Tipp: Beugen Sie dem Blutzuckerabfall vor, indem Sie Blutzuckeranstiege nicht zu streng und zu schnell korrigieren. Vor dem Einschlafen sollte der Wert nach einer Partynacht etwas über dem Normalbereich liegen. Essen Sie wenn nötig noch zusätzliche BEs.

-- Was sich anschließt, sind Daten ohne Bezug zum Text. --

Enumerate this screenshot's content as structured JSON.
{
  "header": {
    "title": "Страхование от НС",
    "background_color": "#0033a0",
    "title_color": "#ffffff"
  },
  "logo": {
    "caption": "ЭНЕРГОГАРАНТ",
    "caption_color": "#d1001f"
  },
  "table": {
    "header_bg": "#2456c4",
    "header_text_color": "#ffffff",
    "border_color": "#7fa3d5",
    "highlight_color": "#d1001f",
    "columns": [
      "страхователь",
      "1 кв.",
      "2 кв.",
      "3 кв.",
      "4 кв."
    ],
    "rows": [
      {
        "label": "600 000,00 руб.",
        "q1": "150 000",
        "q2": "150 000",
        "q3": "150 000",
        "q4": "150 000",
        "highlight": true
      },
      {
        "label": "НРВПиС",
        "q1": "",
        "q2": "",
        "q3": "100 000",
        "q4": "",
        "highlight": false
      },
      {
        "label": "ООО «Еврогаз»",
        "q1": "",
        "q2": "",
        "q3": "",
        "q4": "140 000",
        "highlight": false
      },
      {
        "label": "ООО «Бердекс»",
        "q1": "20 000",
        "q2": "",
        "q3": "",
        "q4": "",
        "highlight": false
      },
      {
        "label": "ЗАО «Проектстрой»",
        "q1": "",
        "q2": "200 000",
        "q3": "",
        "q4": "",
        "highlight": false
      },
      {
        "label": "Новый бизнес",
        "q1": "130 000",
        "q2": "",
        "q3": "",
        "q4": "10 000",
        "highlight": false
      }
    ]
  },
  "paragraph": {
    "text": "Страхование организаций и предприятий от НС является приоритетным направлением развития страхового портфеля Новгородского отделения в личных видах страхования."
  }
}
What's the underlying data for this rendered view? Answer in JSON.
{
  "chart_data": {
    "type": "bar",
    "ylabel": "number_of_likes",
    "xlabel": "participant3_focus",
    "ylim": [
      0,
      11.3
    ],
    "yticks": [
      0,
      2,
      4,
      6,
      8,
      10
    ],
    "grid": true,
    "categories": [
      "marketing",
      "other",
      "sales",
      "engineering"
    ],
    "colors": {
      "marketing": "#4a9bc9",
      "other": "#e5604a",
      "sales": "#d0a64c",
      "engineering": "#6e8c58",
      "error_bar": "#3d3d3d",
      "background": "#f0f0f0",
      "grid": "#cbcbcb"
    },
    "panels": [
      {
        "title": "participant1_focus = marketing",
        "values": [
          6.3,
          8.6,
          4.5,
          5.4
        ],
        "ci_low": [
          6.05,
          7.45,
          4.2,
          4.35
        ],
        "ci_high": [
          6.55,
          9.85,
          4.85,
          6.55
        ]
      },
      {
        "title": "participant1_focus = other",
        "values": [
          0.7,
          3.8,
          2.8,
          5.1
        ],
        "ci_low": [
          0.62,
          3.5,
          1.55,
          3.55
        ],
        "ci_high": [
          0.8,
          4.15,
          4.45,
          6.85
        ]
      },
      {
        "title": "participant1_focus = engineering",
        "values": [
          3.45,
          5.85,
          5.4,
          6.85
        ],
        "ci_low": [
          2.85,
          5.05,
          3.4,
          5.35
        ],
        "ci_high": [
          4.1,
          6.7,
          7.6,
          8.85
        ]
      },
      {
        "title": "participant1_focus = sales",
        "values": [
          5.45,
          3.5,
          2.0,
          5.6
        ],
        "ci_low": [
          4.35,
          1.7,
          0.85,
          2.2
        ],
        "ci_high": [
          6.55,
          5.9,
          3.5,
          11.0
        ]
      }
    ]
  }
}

Beispiel 3: Nach der Arbeit geht Miriam zum Sport und lässt das Abendessen ausfallen. Anschließend ist auch sie auf eine Party eingeladen. Sie trinkt einen Cocktail und spritzt sich Insulin. Die darauffolgenden Biere berechnet sie nicht. Dennoch setzt bei Verena der Blutzuckerabfall wesentlich früher ein, als bei Jana. Sie muss mehr Traubenzucker als gewöhnlich essen, um die Werte einigermaßen stabil zu halten. In der Nacht ist sie sehr erschöpft und vergisst die Kontrollmessung. Kurze Zeit später folgt das Unterzuckerungs- Erwachen.
Erklärung: Miriam startet anders in die Party-Nacht als Jana: Sie lässt das Abendessen aus und treibt Sport, wodurch der Blutzuckerspiegel absinkt. Zusätzlich gibt sie sich Insulin für den Cocktail. Der Blutzuckerspiegel, der noch auf die körperliche Anstrengung reagiert, sinkt in diesem Fall schneller als bei Jana. Die Schwankungen und die körperliche Anstrengung in Kombination mit fehlender Energie erschöpfen die Typ-1-Diabetikerin. In der Nacht wird die Situation gefährlich, da Miriam vor dem Einschlafen nicht mehr misst oder etwas isst. Die Blutzuckerwerte rasen weiter in den Keller und die Symptome werden nicht rechtzeitig erkannt. Auch wenn Miriam noch eingreifen kann, zeigt dieses Beispiel, was eine Verkettung von Ereignissen auslösen kann.
Tipp: Bedenken Sie stets, dass diverse Faktoren den Blutzuckerspiegel beeinflussen und sorgen Sie für eine gute Grundlage, bevor Sie etwas trinken. Informieren Sie vertraute Personen, wenn Sie einen Blutzuckerabfall bemerken.
Beispiel 4: Dass der Blutzuckerspiegel aber nicht immer sinkt, zeigt das vierte Beispiel: Nach einer Erkältung geht es Astrid wieder gut, doch die Blutzuckerwerte schwanken noch. Sie ist auf einer Hochzeit eingeladen. Dort wird zum Essen ein Sektcocktail mit Sirup serviert. Aus Angst vor einer Unterzuckerung spritzt sich Astrid kein Insulin. Die Werte schnellen in die Höhe und fallen ohne die Gabe von Insulin nicht mehr ab.
Erklärung: Für einen speziellen Fall steht Astrid mit der gerade überwundenen Erkältung. Infekte können dazu führen, dass die Insulinempfindlichkeit sinkt und eine Resistenz verursachen. Dabei endet die durcheinandergeratene Stoffwechsellage nicht automatisch mit dem Ende der Erkältung. Astrid weiß, dass der Blutzuckerspiegel durch die Alkoholwirkung sinkt und vergisst dabei, dass ihr persönlicher Insulinbedarf gerade erhöht ist. Der Sektcocktail mit Sirup lässt die Werte ansteigen und bringt den Blutzucker weiter aus dem Gleichgewicht.
Tipp: Bei einem bereits entgleisten Stoffwechsel und Blutzuckerschwankungen sollten Sie auf Alkohol verzichten, um Komplikationen vorzubeugen. Denken Sie zudem daran, jede Situation individuell zu betrachten.